When Your Boss Makes You Exercise

Photo credit: Victor, CC BY 2.0.

A Billfolder requested we take a look at this Harvard Business Review article about Henrik Bunge, a Swedish CEO who represents the new ethos of “fitness leadership:”

Last fall, we joined Bunge and his employees for “sports hour,” a mandatory fitness class for all employees every Friday between 11 and noon. In pairs, we were throwing kicks and punches at each other, with the kickboxing instructor yelling, “C’mon, harder!” from the podium.

The “work hard, exercise harder” company culture isn’t exclusive to Sweden; earlier this month a bunch of Twitter users called out a healthcare company for advising prospective employees that the job would require daily exercise (specifically, that conferences were held on treadmill desks and meetings ended with group wall sits). The company apologized and changed its job ad, although it still suggests that employees will exercise both during and after work.

But back to Bunge. The idea behind fitness leadership is that fitness is based on continuous growth: the more reps you do, the stronger you get. Once employees make the work = growth connection, they’ll be able to use similar systems and metrics to improve their productivity.

After class, Bunge explained his sports-meets-work philosophy when we met for lunch at an elegant Thai restaurant. “Take a football player. He will always know how he performs. But if you go to the marketing department and ask them, they’re usually clueless.”

First of all: what? Marketing departments meticulously track how well their campaigns perform. They’re running A/B tests, generating and tracking leads, sharing personality apps to Facebook in order to suck up user data, etc.

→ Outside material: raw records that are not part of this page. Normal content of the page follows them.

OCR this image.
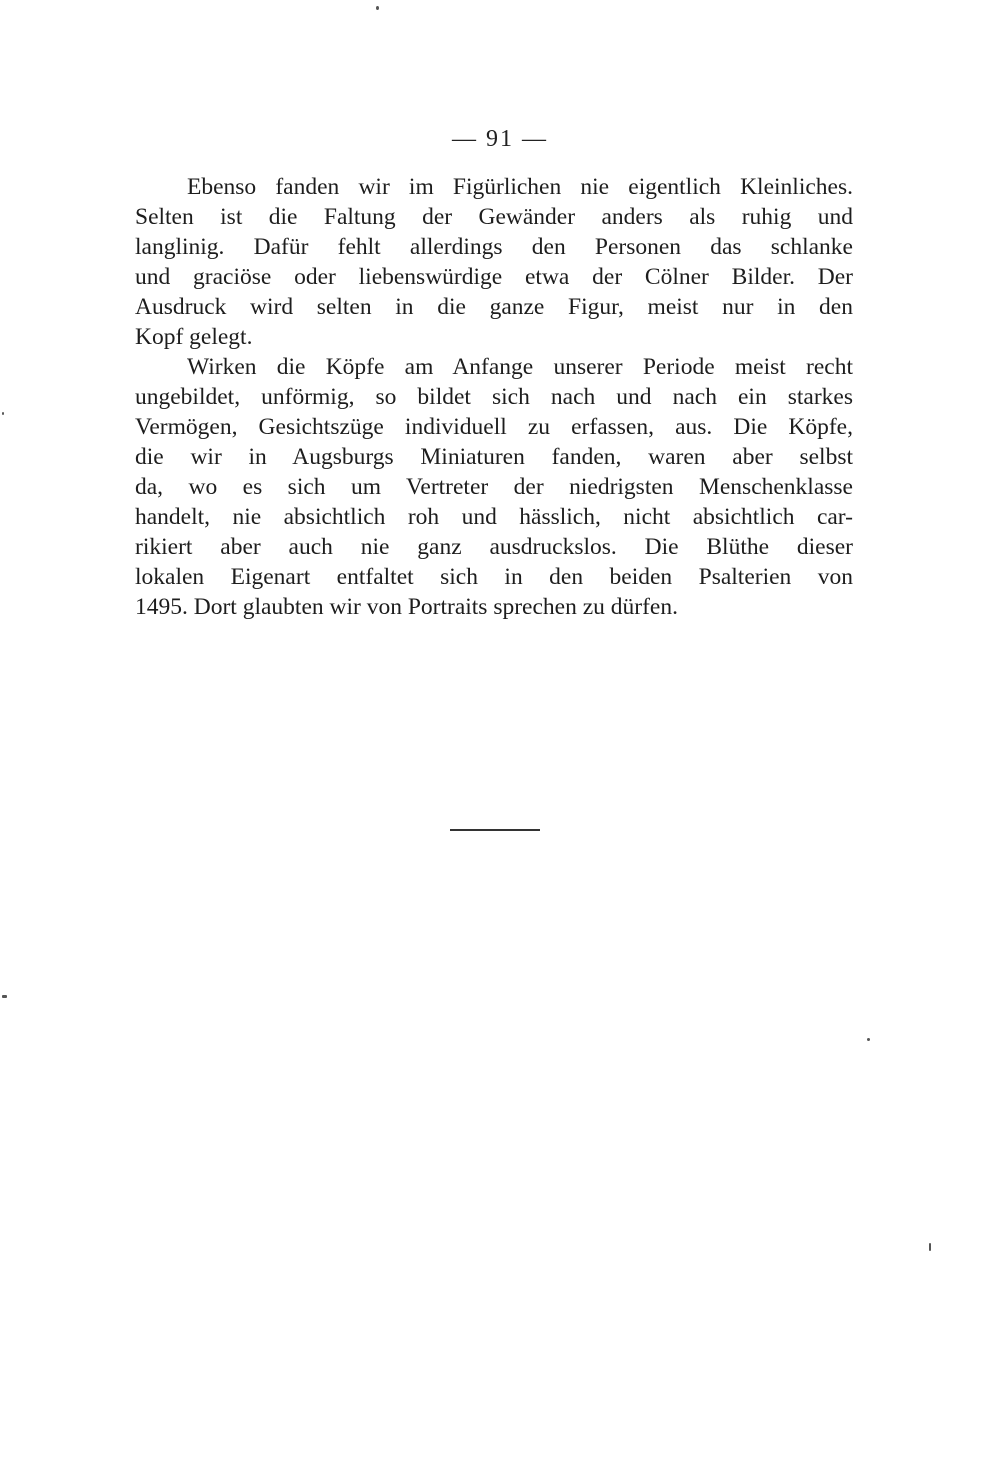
— 91 —
Ebenso fanden wir im Figürlichen nie eigentlich Kleinliches.
Selten ist die Faltung der Gewänder anders als ruhig und
langlinig. Dafür fehlt allerdings den Personen das schlanke
und graciöse oder liebenswürdige etwa der Cölner Bilder. Der
Ausdruck wird selten in die ganze Figur, meist nur in den
Kopf gelegt.
Wirken die Köpfe am Anfange unserer Periode meist recht
ungebildet, unförmig, so bildet sich nach und nach ein starkes
Vermögen, Gesichtszüge individuell zu erfassen, aus. Die Köpfe,
die wir in Augsburgs Miniaturen fanden, waren aber selbst
da, wo es sich um Vertreter der niedrigsten Menschenklasse
handelt, nie absichtlich roh und hässlich, nicht absichtlich car-
rikiert aber auch nie ganz ausdruckslos. Die Blüthe dieser
lokalen Eigenart entfaltet sich in den beiden Psalterien von
1495. Dort glaubten wir von Portraits sprechen zu dürfen.
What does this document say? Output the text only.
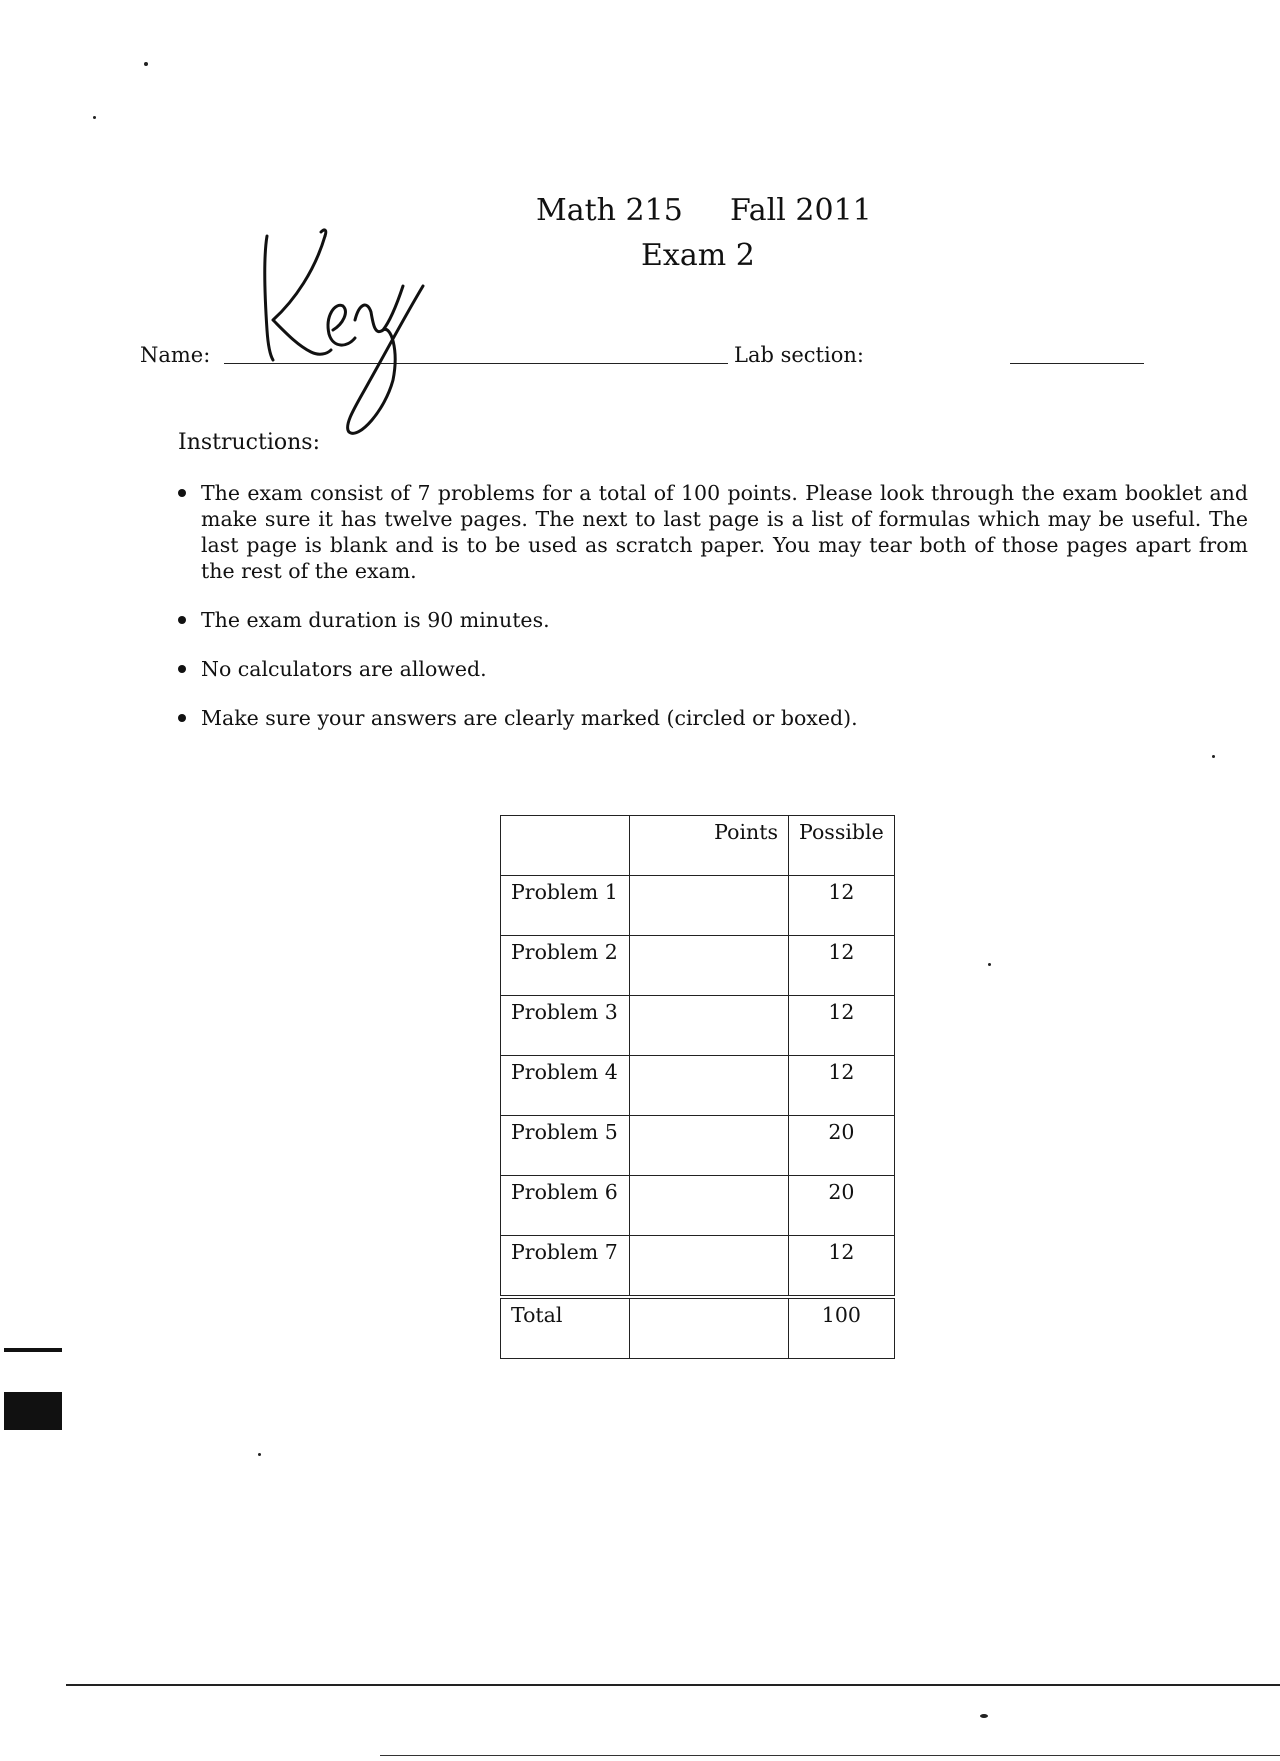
Math 215 Fall 2011
Exam 2
Name:	Lab section:
Instructions:
The exam consist of 7 problems for a total of 100 points. Please look through the exam booklet and make sure it has twelve pages. The next to last page is a list of formulas which may be useful. The last page is blank and is to be used as scratch paper. You may tear both of those pages apart from the rest of the exam.
The exam duration is 90 minutes.
No calculators are allowed.
Make sure your answers are clearly marked (circled or boxed).
	Points	Possible
Problem 1		12
Problem 2		12
Problem 3		12
Problem 4		12
Problem 5		20
Problem 6		20
Problem 7		12
Total		100
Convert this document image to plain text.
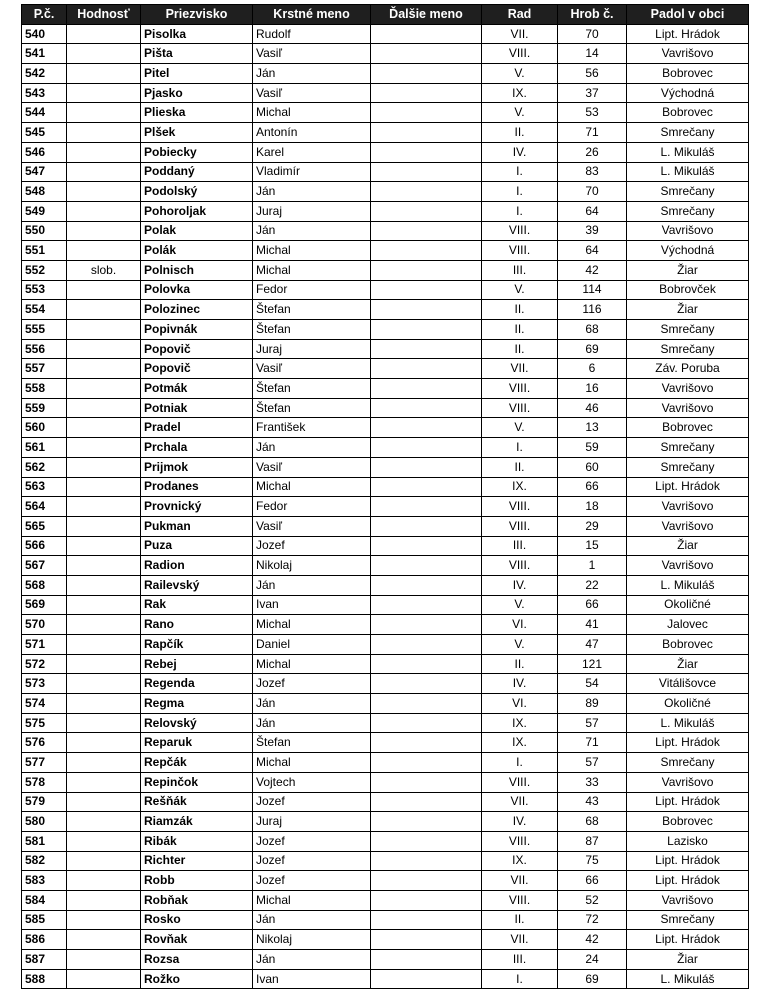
P.č.	Hodnosť	Priezvisko	Krstné meno	Ďalšie meno	Rad	Hrob č.	Padol v obci
540		Pisolka	Rudolf		VII.	70	Lipt. Hrádok
541		Pišta	Vasiľ		VIII.	14	Vavrišovo
542		Pitel	Ján		V.	56	Bobrovec
543		Pjasko	Vasiľ		IX.	37	Východná
544		Plieska	Michal		V.	53	Bobrovec
545		Plšek	Antonín		II.	71	Smrečany
546		Pobiecky	Karel		IV.	26	L. Mikuláš
547		Poddaný	Vladimír		I.	83	L. Mikuláš
548		Podolský	Ján		I.	70	Smrečany
549		Pohoroljak	Juraj		I.	64	Smrečany
550		Polak	Ján		VIII.	39	Vavrišovo
551		Polák	Michal		VIII.	64	Východná
552	slob.	Polnisch	Michal		III.	42	Žiar
553		Polovka	Fedor		V.	114	Bobrovček
554		Polozinec	Štefan		II.	116	Žiar
555		Popivnák	Štefan		II.	68	Smrečany
556		Popovič	Juraj		II.	69	Smrečany
557		Popovič	Vasiľ		VII.	6	Záv. Poruba
558		Potmák	Štefan		VIII.	16	Vavrišovo
559		Potniak	Štefan		VIII.	46	Vavrišovo
560		Pradel	František		V.	13	Bobrovec
561		Prchala	Ján		I.	59	Smrečany
562		Prijmok	Vasiľ		II.	60	Smrečany
563		Prodanes	Michal		IX.	66	Lipt. Hrádok
564		Provnický	Fedor		VIII.	18	Vavrišovo
565		Pukman	Vasiľ		VIII.	29	Vavrišovo
566		Puza	Jozef		III.	15	Žiar
567		Radion	Nikolaj		VIII.	1	Vavrišovo
568		Railevský	Ján		IV.	22	L. Mikuláš
569		Rak	Ivan		V.	66	Okoličné
570		Rano	Michal		VI.	41	Jalovec
571		Rapčík	Daniel		V.	47	Bobrovec
572		Rebej	Michal		II.	121	Žiar
573		Regenda	Jozef		IV.	54	Vitálišovce
574		Regma	Ján		VI.	89	Okoličné
575		Relovský	Ján		IX.	57	L. Mikuláš
576		Reparuk	Štefan		IX.	71	Lipt. Hrádok
577		Repčák	Michal		I.	57	Smrečany
578		Repinčok	Vojtech		VIII.	33	Vavrišovo
579		Rešňák	Jozef		VII.	43	Lipt. Hrádok
580		Riamzák	Juraj		IV.	68	Bobrovec
581		Ribák	Jozef		VIII.	87	Lazisko
582		Richter	Jozef		IX.	75	Lipt. Hrádok
583		Robb	Jozef		VII.	66	Lipt. Hrádok
584		Robňak	Michal		VIII.	52	Vavrišovo
585		Rosko	Ján		II.	72	Smrečany
586		Rovňak	Nikolaj		VII.	42	Lipt. Hrádok
587		Rozsa	Ján		III.	24	Žiar
588		Rožko	Ivan		I.	69	L. Mikuláš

Second of all: when you track your fitness, you’re generally working towards a specific goal that has a defined end point. First you do Couch to 5K, and then you work on running a 5K in under 30 minutes — but at some point you won’t be able to run your 5K any faster than you’re doing it (you’re unlikely to get under 15 minutes, for example) and, not to borrow from Haruki Murakami, but you’ll spend the rest of your life working to maintain that level of fitness as your body ages. Same with any other fitness goal, whether it’s lifting weights or reducing body fat. There’s a point at which improvement stalls — and if you continue to push beyond that point, you run the risk of injury/death.

But companies don’t think that way. They see maintenance as a bad thing. Productivity and sales and profits have to INCREASE EVERY QUARTER or someone’s getting fired.

If companies did in fact treat productivity the way people treat fitness, they’d have to acknowledge that serious fitness requires serious rest periods, for starters. (35-hour work weeks, anyone?) They’d have to be prepared for the growth curve to flatten out, and to know when and how to switch to maintenance. They’d also have to figure out a way to keep employees engaged, which our Swedish hero has not yet mastered:

A number of employees have also made comments about staff turnover: according to figures provided by the company, the employee exit rate as a whole increased from 8% to 25% between 2014 and 2016. Management has admitted that turnover during Bunge’s first couple of years was high, but viewed it as a plus, since it enabled them to handpick new staff.

Only fit people are a good fit, apparently.